Semiparametric regression model provides data scientists a useful way to analyze complex-structured data sets. It allows researchers to model some features in a linear way, without restricting the effect of the rest covariates. This flexibility can greatly enhance the prediction performance especially when parametric model assumptions are invalid. In practice, the semiparametric modelling is proven useful in many high dimensional applications in Biostatistics, Econometrics and Neuroscience. However in literature, there is a lack of statistical studies on the estimation and inference of high dimensional semiparametric model. This project aims to lay a solid theoretical foundation for high dimensional semiparametric analysis, in both frequentist and Bayesian paradigms. This research will significantly promote the use of semiparametric analysis of high dimensional complex data.

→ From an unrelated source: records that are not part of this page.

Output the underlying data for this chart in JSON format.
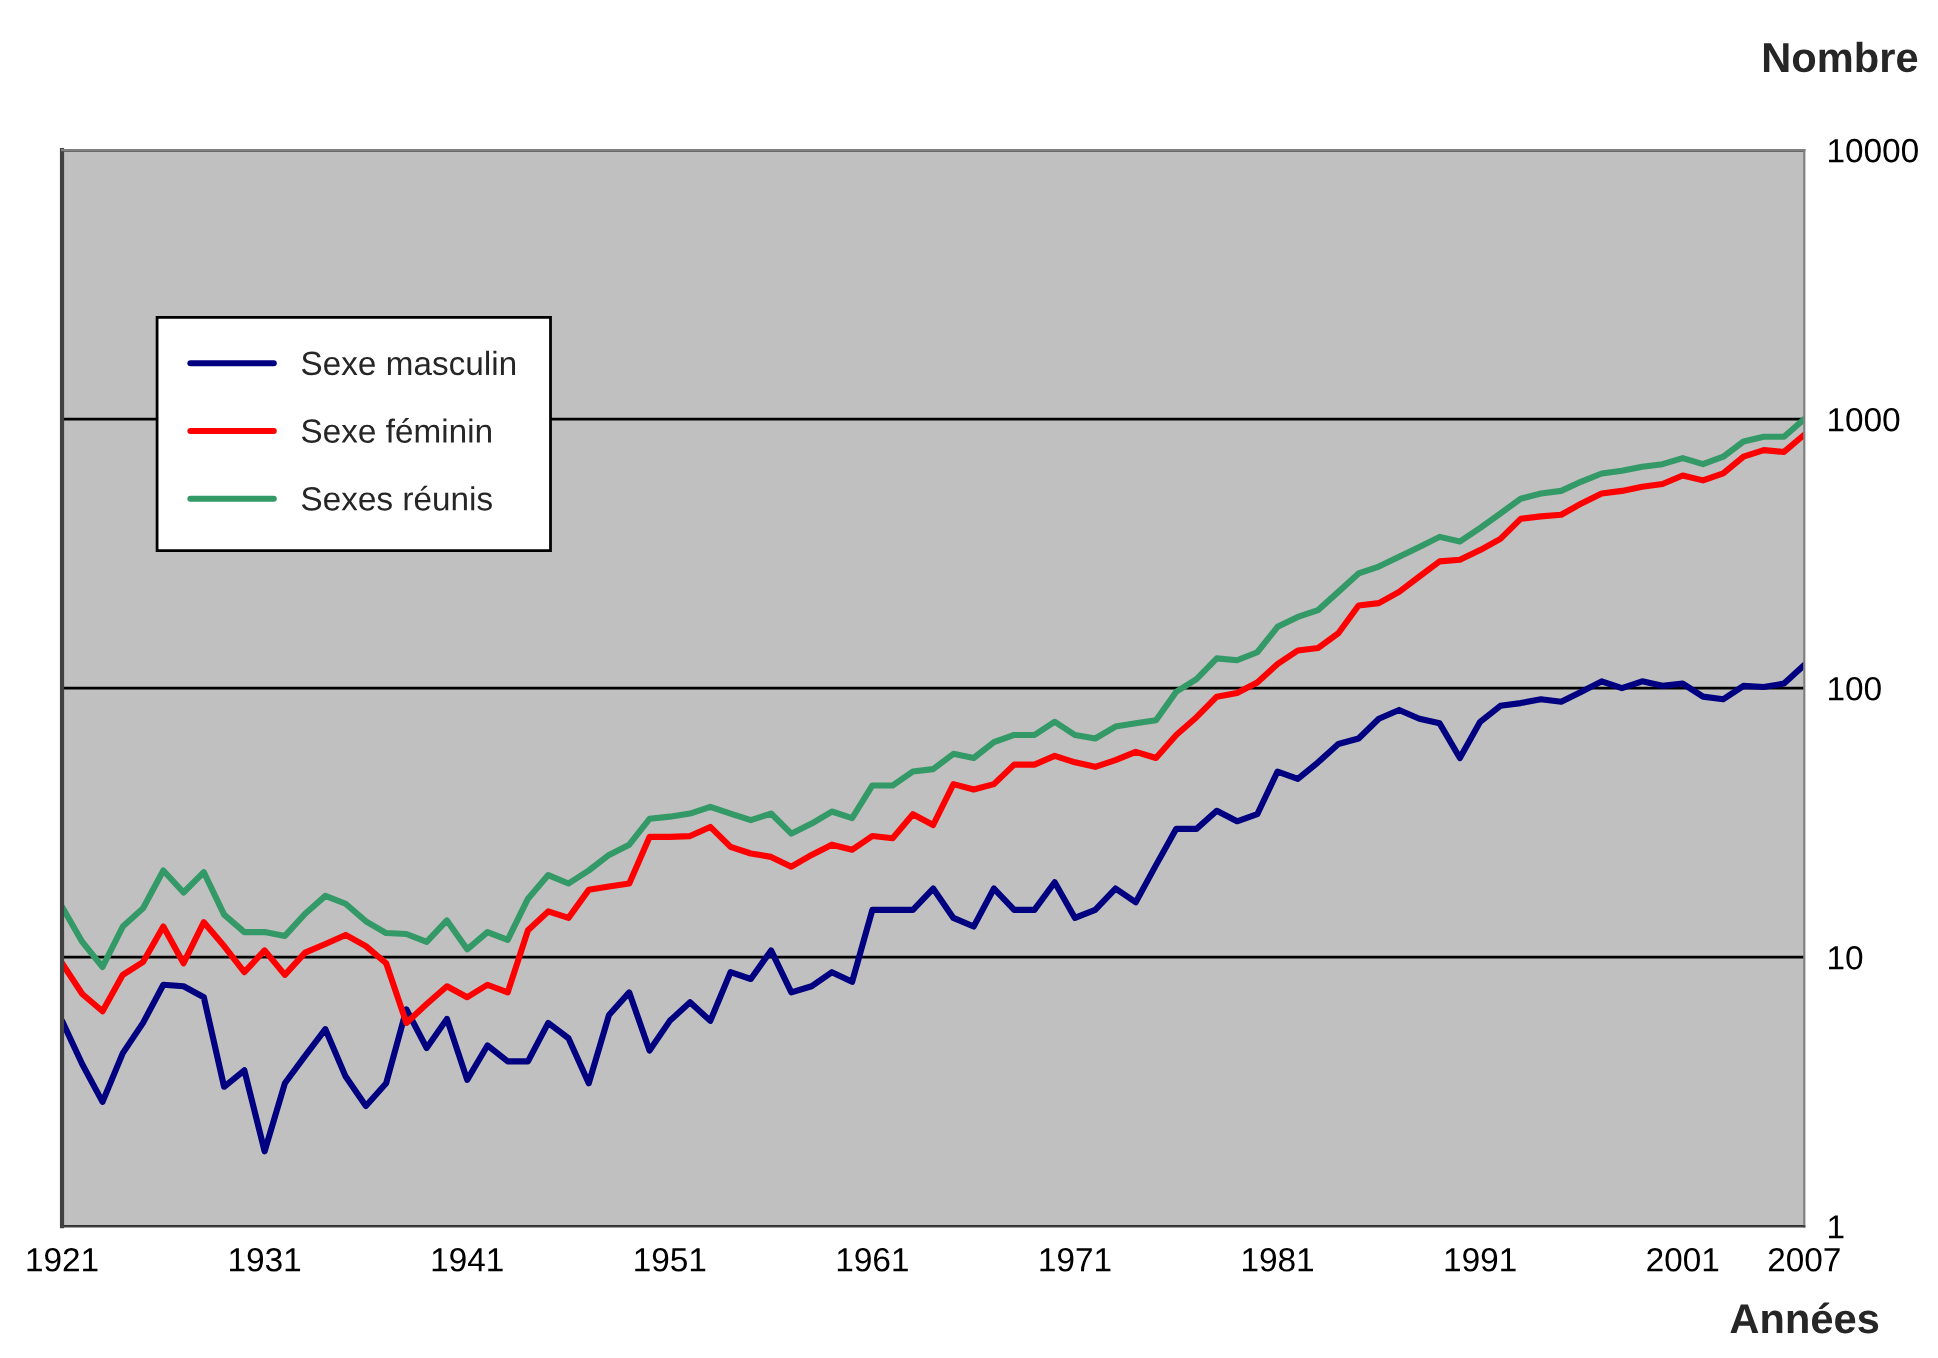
{
  "chart_data": {
    "type": "line",
    "xlabel": "Années",
    "ylabel": "Nombre",
    "x": [
      1921,
      1922,
      1923,
      1924,
      1925,
      1926,
      1927,
      1928,
      1929,
      1930,
      1931,
      1932,
      1933,
      1934,
      1935,
      1936,
      1937,
      1938,
      1939,
      1940,
      1941,
      1942,
      1943,
      1944,
      1945,
      1946,
      1947,
      1948,
      1949,
      1950,
      1951,
      1952,
      1953,
      1954,
      1955,
      1956,
      1957,
      1958,
      1959,
      1960,
      1961,
      1962,
      1963,
      1964,
      1965,
      1966,
      1967,
      1968,
      1969,
      1970,
      1971,
      1972,
      1973,
      1974,
      1975,
      1976,
      1977,
      1978,
      1979,
      1980,
      1981,
      1982,
      1983,
      1984,
      1985,
      1986,
      1987,
      1988,
      1989,
      1990,
      1991,
      1992,
      1993,
      1994,
      1995,
      1996,
      1997,
      1998,
      1999,
      2000,
      2001,
      2002,
      2003,
      2004,
      2005,
      2006,
      2007
    ],
    "series": [
      {
        "name": "Sexe masculin",
        "color": "#000080",
        "values": [
          5.8,
          4.0,
          2.9,
          4.4,
          5.7,
          7.9,
          7.8,
          7.1,
          3.3,
          3.8,
          1.9,
          3.4,
          4.3,
          5.4,
          3.6,
          2.8,
          3.4,
          6.4,
          4.6,
          5.9,
          3.5,
          4.7,
          4.1,
          4.1,
          5.7,
          5.0,
          3.4,
          6.1,
          7.4,
          4.5,
          5.8,
          6.8,
          5.8,
          8.8,
          8.3,
          10.6,
          7.4,
          7.8,
          8.8,
          8.1,
          15,
          15,
          15,
          18,
          14,
          13,
          18,
          15,
          15,
          19,
          14,
          15,
          18,
          16,
          22,
          30,
          30,
          35,
          32,
          34,
          49,
          46,
          53,
          62,
          65,
          77,
          83,
          77,
          74,
          55,
          75,
          86,
          88,
          91,
          89,
          97,
          106,
          100,
          106,
          102,
          104,
          93,
          91,
          102,
          101,
          104,
          122
        ]
      },
      {
        "name": "Sexe féminin",
        "color": "#ff0000",
        "values": [
          9.5,
          7.3,
          6.3,
          8.6,
          9.6,
          13,
          9.5,
          13.5,
          11,
          8.8,
          10.6,
          8.6,
          10.4,
          11.2,
          12.1,
          11,
          9.5,
          5.7,
          6.7,
          7.8,
          7.1,
          7.9,
          7.4,
          12.6,
          14.8,
          14,
          17.8,
          18.3,
          18.8,
          28,
          28,
          28.2,
          30.5,
          25.7,
          24.3,
          23.6,
          21.7,
          24,
          26.2,
          25.1,
          28.2,
          27.7,
          34,
          31,
          44,
          42,
          44,
          52,
          52,
          56,
          53,
          51,
          54,
          58,
          55,
          67,
          78,
          93,
          96,
          105,
          123,
          138,
          141,
          160,
          203,
          207,
          228,
          260,
          296,
          300,
          326,
          359,
          426,
          435,
          441,
          486,
          529,
          541,
          561,
          574,
          617,
          592,
          628,
          725,
          767,
          755,
          875
        ]
      },
      {
        "name": "Sexes réunis",
        "color": "#339966",
        "values": [
          15.4,
          11.4,
          9.2,
          13,
          15.2,
          21,
          17.4,
          20.7,
          14.4,
          12.4,
          12.4,
          12,
          14.5,
          16.9,
          15.8,
          13.6,
          12.3,
          12.2,
          11.4,
          13.7,
          10.7,
          12.4,
          11.6,
          16.5,
          20.2,
          18.8,
          21,
          24,
          26.2,
          32.7,
          33.3,
          34.2,
          36.2,
          34.2,
          32.3,
          34.2,
          28.8,
          31.4,
          34.8,
          32.9,
          43.5,
          43.5,
          49,
          50,
          57,
          55,
          63,
          67,
          67,
          75,
          67,
          65,
          72,
          74,
          76,
          97,
          108,
          129,
          127,
          136,
          169,
          184,
          195,
          228,
          267,
          283,
          308,
          335,
          365,
          351,
          394,
          446,
          506,
          529,
          541,
          586,
          628,
          643,
          665,
          680,
          716,
          680,
          725,
          826,
          860,
          860,
          1000
        ]
      }
    ],
    "log": "y",
    "xlim": [
      1921,
      2007
    ],
    "xticks": [
      1921,
      1931,
      1941,
      1951,
      1961,
      1971,
      1981,
      1991,
      2001,
      2007
    ],
    "ylim": [
      1,
      10000
    ],
    "yticks": [
      1,
      10,
      100,
      1000,
      10000
    ],
    "grid": "y",
    "legend": "top left",
    "marker": "none",
    "line_style": "solid"
  }
}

This project consists of three research components. First, the investigators will establish the frequentist estimation theory and obtain new theoretical insights on the asymptotic behavior of the estimators in high dimensional semiparametric model. Secondly, the investigators will develop novel approach to conduct high dimensional semiparametric inferences such as confidence intervals and explore related semiparametric efficiency issue. Thirdly, Bayesian counterparts of estimation and inference theories will be developed. The investigators will establish the frequentist validity of Bayesian point estimations and interval estimations. These research results will provide important theoretical guidelines for high dimensional semiparametric modeling.
This award reflects NSF's statutory mission and has been deemed worthy of support through evaluation using the Foundation's intellectual merit and broader impacts review criteria.